Hutter Epstein tracks the long and complicated relationship between feminism and reproductive rights and reminds readers that pre-1970, natural childbirth wasn’t so much a political statement as just the way things were (that whole twilight sleep thing didn’t last very long). She also examines the ways in which “childbirth became like the modern factory,” often inspiring women to seek more independent, personalized, even “romantic” ways of giving birth, though the author contends that “getting pregnant can be romantic…getting the baby out is anything but.” She discusses C-sections, efficiently separating myth from fact, “freebirthers” who seek to avoid assistance of any kind, sperm banks, and in vitro fertilization, and she does it all with humor, warmth, and respect for her readers’ autonomy.

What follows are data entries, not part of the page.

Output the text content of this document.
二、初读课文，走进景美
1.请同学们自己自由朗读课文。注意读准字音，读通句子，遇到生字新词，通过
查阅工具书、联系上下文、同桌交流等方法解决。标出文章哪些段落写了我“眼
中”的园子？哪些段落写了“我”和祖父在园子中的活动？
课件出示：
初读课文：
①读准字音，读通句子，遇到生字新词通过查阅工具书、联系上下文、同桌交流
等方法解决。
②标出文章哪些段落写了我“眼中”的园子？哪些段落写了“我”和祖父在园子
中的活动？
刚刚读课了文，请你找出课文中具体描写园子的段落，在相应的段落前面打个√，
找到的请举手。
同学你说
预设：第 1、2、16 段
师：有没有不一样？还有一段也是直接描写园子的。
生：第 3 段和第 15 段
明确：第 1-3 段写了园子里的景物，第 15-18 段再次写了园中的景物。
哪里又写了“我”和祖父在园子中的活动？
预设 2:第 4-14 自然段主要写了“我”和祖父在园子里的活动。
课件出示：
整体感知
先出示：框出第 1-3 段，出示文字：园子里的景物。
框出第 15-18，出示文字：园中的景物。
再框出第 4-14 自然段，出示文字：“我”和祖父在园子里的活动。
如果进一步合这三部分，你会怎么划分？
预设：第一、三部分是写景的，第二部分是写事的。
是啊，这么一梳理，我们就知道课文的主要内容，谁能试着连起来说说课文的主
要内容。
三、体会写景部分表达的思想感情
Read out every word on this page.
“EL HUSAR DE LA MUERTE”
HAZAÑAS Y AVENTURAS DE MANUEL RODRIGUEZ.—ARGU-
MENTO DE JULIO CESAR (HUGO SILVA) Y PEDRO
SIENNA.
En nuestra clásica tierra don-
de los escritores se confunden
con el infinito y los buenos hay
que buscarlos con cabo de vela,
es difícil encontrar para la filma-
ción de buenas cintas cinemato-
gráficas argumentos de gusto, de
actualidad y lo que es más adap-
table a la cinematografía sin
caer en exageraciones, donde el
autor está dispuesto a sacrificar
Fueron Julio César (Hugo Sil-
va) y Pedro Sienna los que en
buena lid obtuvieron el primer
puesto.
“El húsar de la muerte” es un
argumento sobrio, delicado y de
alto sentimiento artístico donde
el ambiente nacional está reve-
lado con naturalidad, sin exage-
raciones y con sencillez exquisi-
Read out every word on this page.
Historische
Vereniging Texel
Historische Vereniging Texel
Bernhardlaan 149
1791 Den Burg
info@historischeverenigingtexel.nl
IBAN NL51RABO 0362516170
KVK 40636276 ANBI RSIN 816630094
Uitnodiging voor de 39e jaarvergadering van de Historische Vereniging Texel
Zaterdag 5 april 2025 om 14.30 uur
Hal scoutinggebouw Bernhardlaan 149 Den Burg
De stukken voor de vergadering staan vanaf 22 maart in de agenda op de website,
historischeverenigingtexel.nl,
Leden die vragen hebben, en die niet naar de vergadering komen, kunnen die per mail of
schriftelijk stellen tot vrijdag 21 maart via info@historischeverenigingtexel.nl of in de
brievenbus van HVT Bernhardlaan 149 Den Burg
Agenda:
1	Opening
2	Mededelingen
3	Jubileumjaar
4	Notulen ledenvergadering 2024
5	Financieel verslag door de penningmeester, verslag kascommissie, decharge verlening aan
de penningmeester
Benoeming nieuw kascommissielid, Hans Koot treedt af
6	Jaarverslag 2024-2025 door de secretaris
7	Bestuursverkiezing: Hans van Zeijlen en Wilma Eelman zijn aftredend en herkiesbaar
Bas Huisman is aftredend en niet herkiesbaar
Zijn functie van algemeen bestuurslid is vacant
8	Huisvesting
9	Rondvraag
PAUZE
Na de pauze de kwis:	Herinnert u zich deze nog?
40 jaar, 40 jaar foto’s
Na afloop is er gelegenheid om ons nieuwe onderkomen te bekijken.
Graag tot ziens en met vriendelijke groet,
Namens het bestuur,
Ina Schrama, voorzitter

Hutter Epstein also briefly explores the rise of ultrasound technology in both medical and commercial settings (read: those boutiques in the mall that will charge you an arm and a leg for some 3-d photos of your baby-to-be) and notes that “sophisticated microscopes and imaging tools have given the fetus its own identity,” which has some interesting (and, if you ask this reader, frightening) implications for the abortion debate.
Get Me Out covers a lot of ground and provides a wealth of information in under 300 pages, and it seems that Hutter Epstein agrees with one of her sources that feminism is not about promoting one way of life–or childbirth, in this case—over another but “acquiring sufficient information to understand the medical choices and demand the one that suits you.” A great read for women and men—and parents and the childfree— alike.